Auf Anregung der Grünen wurden in den Prüfantrag noch die Wohnungsbaureserven im Süden aufgenommen. Das fragliche Kataster umfasst Areale, die kurzfristig bebaubar sind oder zumindest mittelfristig Potenzial bieten für den Bau neuer Quartiere. Insgesamt wurden in der Landeshauptstadt rund 30 Hektar solcher Fläche ausfindig gemacht. FDP-Bezirksbeirat Wolf-Dieter Wieland schlug sogar vor, die Bezirksbeiräte sollten selbst ausschwärmen, um geeignete Flächen für Wohnungsbau aufzutun.

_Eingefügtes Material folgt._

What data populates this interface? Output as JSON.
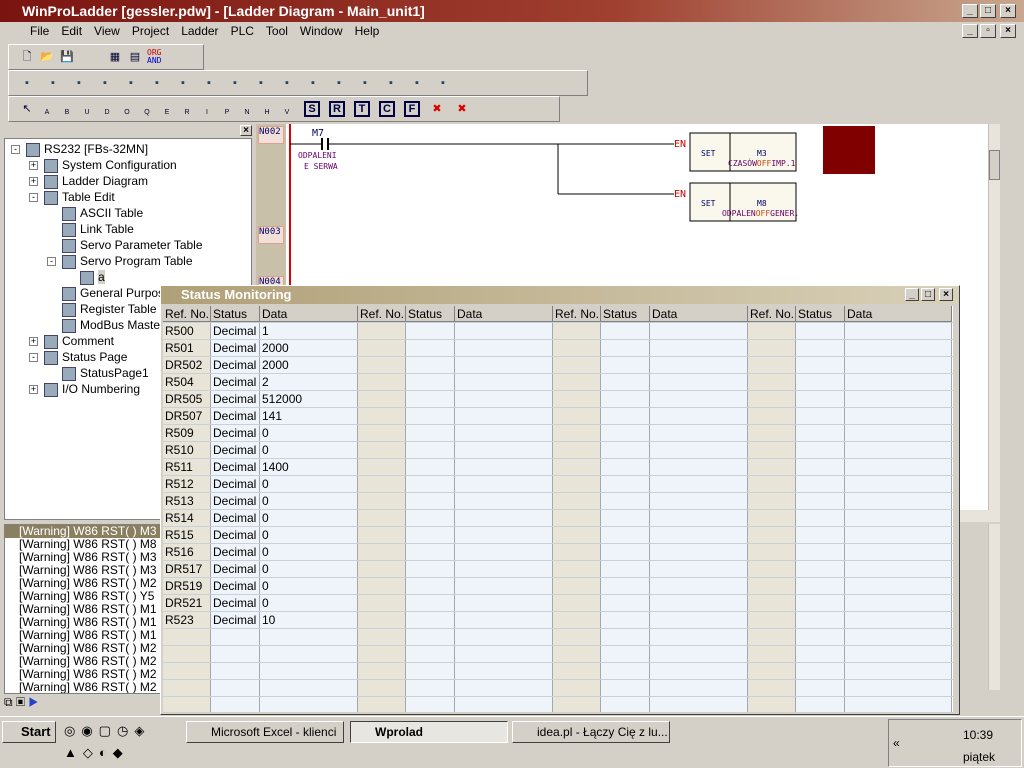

Das Thema brennt auch den jungen Leuten vom Verein Stadtlücken unter den Nägeln. In der kommenden Woche wollen sie es auf ihrem Experimentierfeld unter der Paulinenbrücke auf andere Weise beleuchten. In ihrer Aktion „Wohnen unter der Brücke“ wird von Montag, 15. Oktober, 17 Uhr an eine Miniwohnung unter der Brücke von Tiny House aVoid eingerichtet sowie eine Wohninstallation der Initiative Adapter. Führungen, Wohnzimmerkonzerte, Performances und eine Design School sind angekündigt. Am Donnerstag, 18. Oktober, laden die Stadtlücken um 19 Uhr unter der Brücke zur Wohndebatte ein. Zum Gespräch kommen Experten aus Wissenschaft, Planung und Politik, die mit dem Publikum diskutieren wollen.